Teníamos en el equipo a Florencio Amarilla, que había sido internacional en su país, pero nadie pudo evitar el desastre y en un par de temporadas el Almería pasó de rozar el ascenso a Segunda a la forma más cruel de desaparecer, la retirada. En abril de 1969 el histórico C.D. Almería, que tantos días de gloria le había dado a la afición, tuvo que marcharse porque en las arcas del club no quedaba dinero ni para ir a Adra ni había nadie dispuesto a adelantar la cantidad que hacía falta para poder llegar al menos al final de la temporada.
El 11 de abril de 1969, el Almería hizo oficial su retirada de la competición, protagonizando un capítulo más en la larga lista de fracasos del fútbol local, tan marcado por la incertidumbre y la provisionalidad, siempre dependiendo del empresario o del político que viniera dispuesto a dejarse la piel y de paso un trozo de su patrimonio.
En aquel Almería que desapareció su gran figura era sin duda Amarilla, ídolo de la afición. Amarilla fue el futbolista de mis primeros recuerdos, cuando mi padre me llevaba al estadio cogido de la mano. Aún no tenía edad de emocionarme con el fútbol ni de entender el juego, pero se me quedó grabado en la memoria el grito a coro de cientos de aficionados almerienses que en el viejo estadio de Los Cármenes cantaban victoriosos el nombre de Amarilla, apoyándose en la música de una conocida canción de los Beatles: “Amarilla, el submarino es, Amarilla es, Amarilla es”.
Amarilla era un tipo con aire crepuscular: tímido, solitario, con esa pinta de indio derrotado que veíamos en las películas del Oeste. Sus piernas arqueadas iban contando la historia de futbolista errante que un día había dejado su América profunda para buscar Eldorado en Europa.

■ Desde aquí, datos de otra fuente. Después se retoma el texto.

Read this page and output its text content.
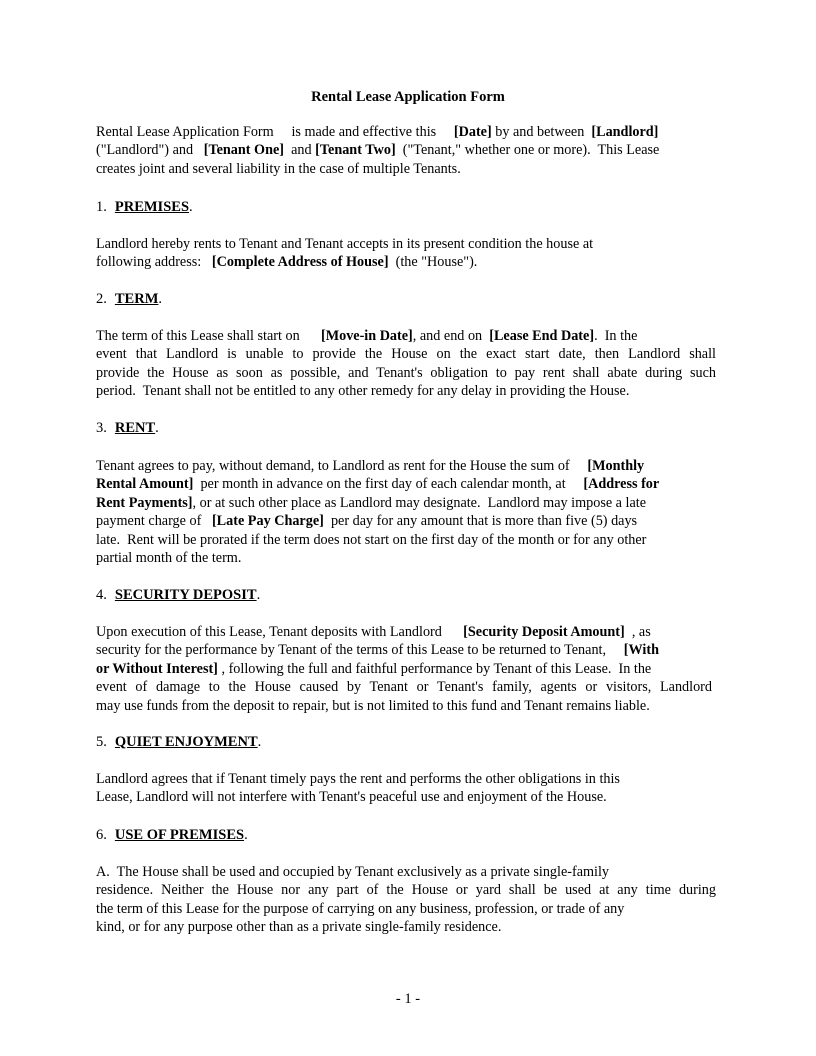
Rental Lease Application Form
Rental Lease Application Form is made and effective this [Date] by and between [Landlord]
("Landlord") and [Tenant One] and [Tenant Two] ("Tenant," whether one or more).  This Lease
creates joint and several liability in the case of multiple Tenants.
1. PREMISES.
Landlord hereby rents to Tenant and Tenant accepts in its present condition the house at
following address: [Complete Address of House] (the "House").
2. TERM.
The term of this Lease shall start on [Move-in Date], and end on [Lease End Date].  In the
event that Landlord is unable to provide the House on the exact start date, then Landlord shall
provide the House as soon as possible, and Tenant's obligation to pay rent shall abate during such
period.  Tenant shall not be entitled to any other remedy for any delay in providing the House.
3. RENT.
Tenant agrees to pay, without demand, to Landlord as rent for the House the sum of [Monthly
Rental Amount] per month in advance on the first day of each calendar month, at [Address for
Rent Payments], or at such other place as Landlord may designate.  Landlord may impose a late
payment charge of [Late Pay Charge] per day for any amount that is more than five (5) days
late.  Rent will be prorated if the term does not start on the first day of the month or for any other
partial month of the term.
4. SECURITY DEPOSIT.
Upon execution of this Lease, Tenant deposits with Landlord [Security Deposit Amount] , as
security for the performance by Tenant of the terms of this Lease to be returned to Tenant, [With
or Without Interest] , following the full and faithful performance by Tenant of this Lease.  In the
event of damage to the House caused by Tenant or Tenant's family, agents or visitors, Landlord
may use funds from the deposit to repair, but is not limited to this fund and Tenant remains liable.
5. QUIET ENJOYMENT.
Landlord agrees that if Tenant timely pays the rent and performs the other obligations in this
Lease, Landlord will not interfere with Tenant's peaceful use and enjoyment of the House.
6. USE OF PREMISES.
A.  The House shall be used and occupied by Tenant exclusively as a private single-family
residence. Neither the House nor any part of the House or yard shall be used at any time during
the term of this Lease for the purpose of carrying on any business, profession, or trade of any
kind, or for any purpose other than as a private single-family residence.
- 1 -
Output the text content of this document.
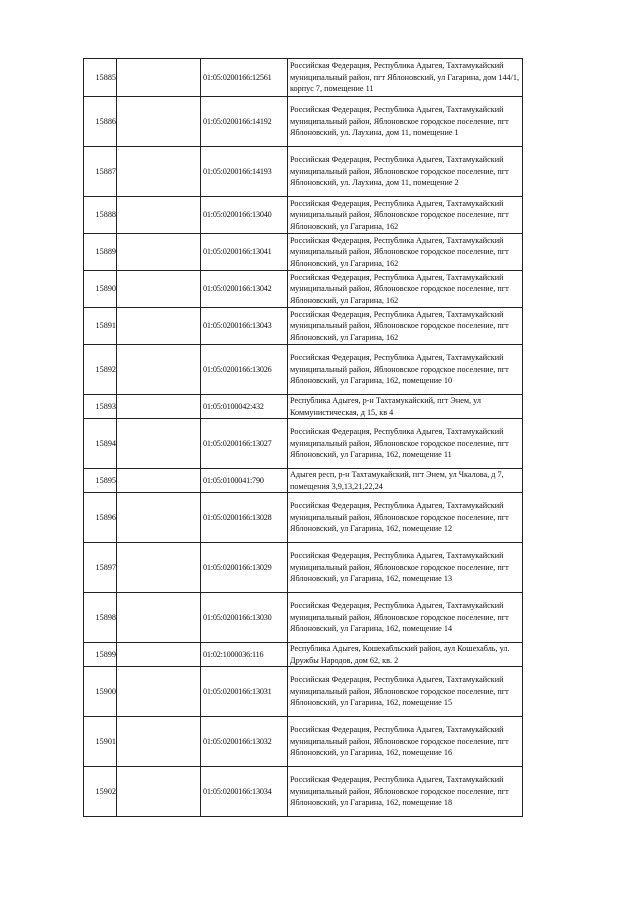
15885		01:05:0200166:12561	Российская Федерация, Республика Адыгея, Тахтамукайский муниципальный район, пгт Яблоновский, ул Гагарина, дом 144/1, корпус 7, помещение 11
15886		01:05:0200166:14192	Российская Федерация, Республика Адыгея, Тахтамукайский муниципальный район, Яблоновское городское поселение, пгт Яблоновский, ул. Лаухина, дом 11, помещение 1
15887		01:05:0200166:14193	Российская Федерация, Республика Адыгея, Тахтамукайский муниципальный район, Яблоновское городское поселение, пгт Яблоновский, ул. Лаухина, дом 11, помещение 2
15888		01:05:0200166:13040	Российская Федерация, Республика Адыгея, Тахтамукайский муниципальный район, Яблоновское городское поселение, пгт Яблоновский, ул Гагарина, 162
15889		01:05:0200166:13041	Российская Федерация, Республика Адыгея, Тахтамукайский муниципальный район, Яблоновское городское поселение, пгт Яблоновский, ул Гагарина, 162
15890		01:05:0200166:13042	Российская Федерация, Республика Адыгея, Тахтамукайский муниципальный район, Яблоновское городское поселение, пгт Яблоновский, ул Гагарина, 162
15891		01:05:0200166:13043	Российская Федерация, Республика Адыгея, Тахтамукайский муниципальный район, Яблоновское городское поселение, пгт Яблоновский, ул Гагарина, 162
15892		01:05:0200166:13026	Российская Федерация, Республика Адыгея, Тахтамукайский муниципальный район, Яблоновское городское поселение, пгт Яблоновский, ул Гагарина, 162, помещение 10
15893		01:05:0100042:432	Республика Адыгея, р-н Тахтамукайский, пгт Энем, ул Коммунистическая, д 15, кв 4
15894		01:05:0200166:13027	Российская Федерация, Республика Адыгея, Тахтамукайский муниципальный район, Яблоновское городское поселение, пгт Яблоновский, ул Гагарина, 162, помещение 11
15895		01:05:0100041:790	Адыгея респ, р-н Тахтамукайский, пгт Энем, ул Чкалова, д 7, помещения 3,9,13,21,22,24
15896		01:05:0200166:13028	Российская Федерация, Республика Адыгея, Тахтамукайский муниципальный район, Яблоновское городское поселение, пгт Яблоновский, ул Гагарина, 162, помещение 12
15897		01:05:0200166:13029	Российская Федерация, Республика Адыгея, Тахтамукайский муниципальный район, Яблоновское городское поселение, пгт Яблоновский, ул Гагарина, 162, помещение 13
15898		01:05:0200166:13030	Российская Федерация, Республика Адыгея, Тахтамукайский муниципальный район, Яблоновское городское поселение, пгт Яблоновский, ул Гагарина, 162, помещение 14
15899		01:02:1000036:116	Республика Адыгея, Кошехабльский район, аул Кошехабль, ул. Дружбы Народов, дом 62, кв. 2
15900		01:05:0200166:13031	Российская Федерация, Республика Адыгея, Тахтамукайский муниципальный район, Яблоновское городское поселение, пгт Яблоновский, ул Гагарина, 162, помещение 15
15901		01:05:0200166:13032	Российская Федерация, Республика Адыгея, Тахтамукайский муниципальный район, Яблоновское городское поселение, пгт Яблоновский, ул Гагарина, 162, помещение 16
15902		01:05:0200166:13034	Российская Федерация, Республика Адыгея, Тахтамукайский муниципальный район, Яблоновское городское поселение, пгт Яблоновский, ул Гагарина, 162, помещение 18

Cuando en septiembre de 1967 fichó por el Club Deportivo Almería, Amarilla era un jugador en retirada que buscaba un rincón apacible donde echar el ancla tras una larga carrera. Representaba el final de una época, era el último eslabón de una generación de futbolistas paraguayos que habían tocado el cielo veinte años antes en el Mundial de Suecia, aunque ninguno había ganado dinero suficiente ni el prestigio necesario como para poder vivir de las rentas.
Su llegada al Almería fue una sorpresa, algo así como el fichaje de última hora en un club que como le ocurría a Amarilla, también estaba asistiendo al final de una época. Coincidieron varios mundos en decadencia: el fútbol romántico y técnico de los años cincuenta que se extinguía dando todavía sus últimos coletazos, y el fútbol moderno que en los sesenta se fue imponiendo en Europa, alentado por los nuevos adelantos en la preparación física y en cuestiones tácticas.
Amarilla tenía la técnica de los antiguos futbolistas sudamericanos y la fuerza que exigían los nuevos tiempos, pero venía cansado por los años y arrastrando una grave lesión de tobillo que se le había hecho crónica. A pesar de todo, fue un jugador importante en aquel equipo que también se acercaba al final de un tiempo, tanto, que dos años después, acabó desapareciendo.
Amarilla tenía, además, el exotismo de un jugador de raza. Era uno de esos futbolistas distintos que tanto han gustado a la afición almeriense. Hubo un debate en la ciudad entre los que decían que era mulato y los que afirmaban que era indio. Y no estaban equivocados, Amarilla siempre nos pareció un indio fuera de contexto, un personaje de otra época que se había colado de extra en un mundo que no era el suyo.
Cualquier futbolista inglés que hubiera llegado tan alto como lo hizo Amarilla en un Mundial, hubiera gozado de por vida de un prestigio reconocido y sería un personaje en su país. Él no tenía nada cuando llegó a Almería. Después de pasar por el Oviedo, vino con las manos vacías, obligado a empezar de nuevo. Ese ha sido siempre el estigma que ha marcado su existencia, la necesidad de volver a empezar, de ser un eterno principiante de la vida.